Playing Experience / Atmosphere
The atmosphere of this level was simple, yet effective. I was always made aware of the industrial setting through things like the ambient conveyor belt sounds, whirring machinery and bleeping computers. The sounds were well chosen for each part of the level and the sounds made by the new enemies were good too. Another thing I liked was that there were a lot of air vents which had to be used to bypass inaccessible areas, adding to the realism, but getting into a few of these without force jump became difficult and annoying at times. The lighting was also a good feature and it helped a lot in drawing attention away from the repeated textures. Pits were appropriately darkened at their deeper parts and shadows were plentiful. Being set at night, under a sky of stars, the level really felt like something out of Star Wars and a flashing light was also used in one section.

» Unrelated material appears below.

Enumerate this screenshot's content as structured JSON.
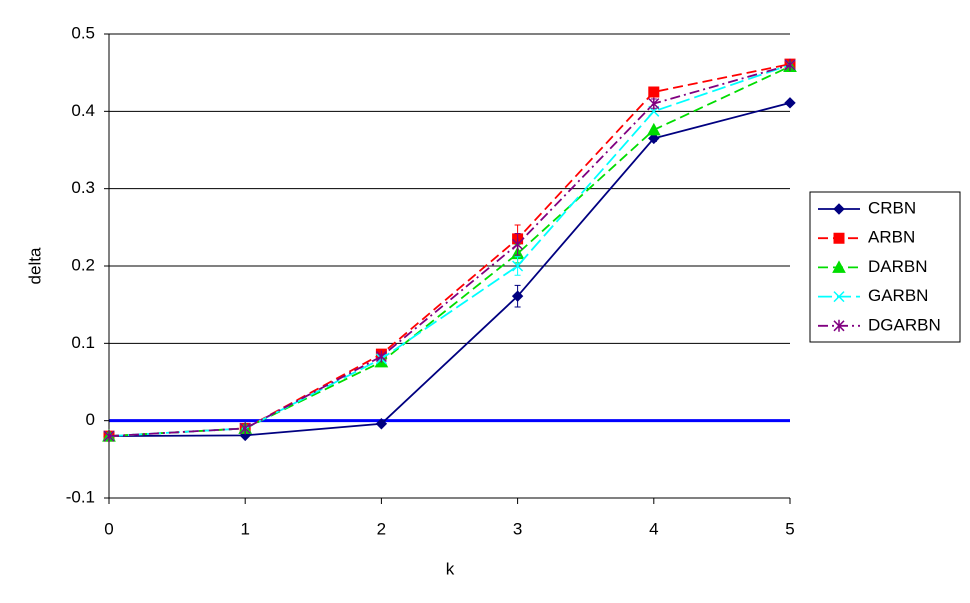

The only slight annoyance was that some areas were a little too dark and I did run out of batteries at one point too. Finally, there was little that took away from the feel of the level. I experienced no crashes or slowdown and everything seemed realistic, apart from the awful boss who could withstand perhaps fifty blaster bolts before finally dying.
Review Screenshot 3
Review Screenshot 4
Final Thoughts
This level doesn't really offer anything special in particular, but it's well designed and certainly worth downloading to play at least once. It would have scored considerably higher if it weren't for the ridiculous boss and the quite extreme difficulty at times.